L’Union interprofessionnelle des légumes transformés (Unilet) va publier prochainement «un guide des bonnes pratiques contractuelles», annonce Delphine Pierron. Un secteur où, contrairement aux légumes frais, la contractualisation est déjà ancienne. Ce guide visera notamment à «retranscrire l’esprit de la loi Egalim» en «réintégrant la référence aux indicateurs dans la partie fixation du prix» dans les négociations commerciales. Des dispositions dont ces derniers seraient demandeurs «pour faire pression sur la grande distribution, pour qu’elle entende les difficultés». «L’enjeu se portera surtout sur la façon de faire remonter tout cela au niveau de la distribution», insiste Delphine Pierron.

Dégradation en bio
En faisant exception des œufs, la déflation menace également les producteurs bio, alerte Synabio (entreprises bio). Selon l’organisation, la distribution demande des baisses de tarifs dans «40 % des cas», dès le début des négociations commerciales. «Il y a un vrai risque que le bio suive la trajectoire du conventionnel, avec une érosion continue des marges», alerte ainsi Charles Pernin, délégué général de l’organisation des entreprises de la bio.

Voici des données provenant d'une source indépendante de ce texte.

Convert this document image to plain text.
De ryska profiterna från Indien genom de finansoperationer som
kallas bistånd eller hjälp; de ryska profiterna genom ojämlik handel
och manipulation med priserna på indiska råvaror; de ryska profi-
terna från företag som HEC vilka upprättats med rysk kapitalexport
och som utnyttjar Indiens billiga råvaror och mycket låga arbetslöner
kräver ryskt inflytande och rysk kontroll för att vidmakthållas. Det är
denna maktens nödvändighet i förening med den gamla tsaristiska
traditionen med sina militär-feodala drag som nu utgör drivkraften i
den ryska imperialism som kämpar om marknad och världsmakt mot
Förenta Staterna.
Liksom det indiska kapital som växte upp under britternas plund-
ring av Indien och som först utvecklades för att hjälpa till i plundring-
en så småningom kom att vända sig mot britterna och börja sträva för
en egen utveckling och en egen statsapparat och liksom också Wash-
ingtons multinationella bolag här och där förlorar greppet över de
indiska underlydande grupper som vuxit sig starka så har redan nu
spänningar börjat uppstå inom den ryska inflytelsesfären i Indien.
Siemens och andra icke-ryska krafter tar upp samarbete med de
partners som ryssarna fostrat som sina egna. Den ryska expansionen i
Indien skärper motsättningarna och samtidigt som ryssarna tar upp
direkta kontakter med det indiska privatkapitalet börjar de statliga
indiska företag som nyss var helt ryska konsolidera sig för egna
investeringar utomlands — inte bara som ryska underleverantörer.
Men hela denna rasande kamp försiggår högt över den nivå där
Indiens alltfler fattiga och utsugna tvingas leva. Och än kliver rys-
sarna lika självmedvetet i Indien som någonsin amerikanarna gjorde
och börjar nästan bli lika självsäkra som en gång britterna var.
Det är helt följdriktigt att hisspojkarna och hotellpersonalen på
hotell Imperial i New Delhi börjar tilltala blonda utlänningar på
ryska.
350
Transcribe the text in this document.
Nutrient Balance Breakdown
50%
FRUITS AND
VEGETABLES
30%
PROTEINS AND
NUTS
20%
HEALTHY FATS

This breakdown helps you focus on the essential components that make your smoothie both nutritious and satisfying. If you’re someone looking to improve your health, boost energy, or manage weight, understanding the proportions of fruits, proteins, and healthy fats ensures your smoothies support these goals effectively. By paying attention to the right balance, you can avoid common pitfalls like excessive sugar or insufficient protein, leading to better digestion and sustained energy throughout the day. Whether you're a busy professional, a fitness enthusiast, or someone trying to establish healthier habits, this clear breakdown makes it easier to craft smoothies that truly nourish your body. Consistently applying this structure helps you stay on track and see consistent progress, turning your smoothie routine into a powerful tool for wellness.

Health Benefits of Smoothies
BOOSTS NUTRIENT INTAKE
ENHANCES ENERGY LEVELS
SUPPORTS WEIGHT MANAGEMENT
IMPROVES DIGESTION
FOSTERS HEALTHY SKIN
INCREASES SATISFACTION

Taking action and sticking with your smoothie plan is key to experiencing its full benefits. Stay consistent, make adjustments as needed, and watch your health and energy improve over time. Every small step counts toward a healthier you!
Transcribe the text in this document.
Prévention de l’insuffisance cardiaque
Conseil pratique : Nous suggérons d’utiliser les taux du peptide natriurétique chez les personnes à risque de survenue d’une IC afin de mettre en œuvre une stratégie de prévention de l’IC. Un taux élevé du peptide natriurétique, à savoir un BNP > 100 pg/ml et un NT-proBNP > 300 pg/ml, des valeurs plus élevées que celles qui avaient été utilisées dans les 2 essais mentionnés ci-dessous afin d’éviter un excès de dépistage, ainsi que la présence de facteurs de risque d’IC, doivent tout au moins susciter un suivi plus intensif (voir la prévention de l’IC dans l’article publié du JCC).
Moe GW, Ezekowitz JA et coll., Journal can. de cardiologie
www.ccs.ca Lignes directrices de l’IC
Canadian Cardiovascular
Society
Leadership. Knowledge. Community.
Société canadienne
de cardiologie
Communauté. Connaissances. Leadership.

Or, les fournisseurs sont soumis à des hausses des matières premières, «que la distribution ne veut pas répercuter sur ses tarifs». Selon l’organisation, la situation s’est globalement dégradée, notamment à cause des «nouvelles super-centrales», résultat des «alliances à l’achat entre certains distributeurs», ce qui «augmente la pression, car la spécificité du bio n’est pas prise en compte». Certains craignent désormais que la situation ne pousse les réseaux spécialisés à, eux aussi, entrer dans une guerre des prix.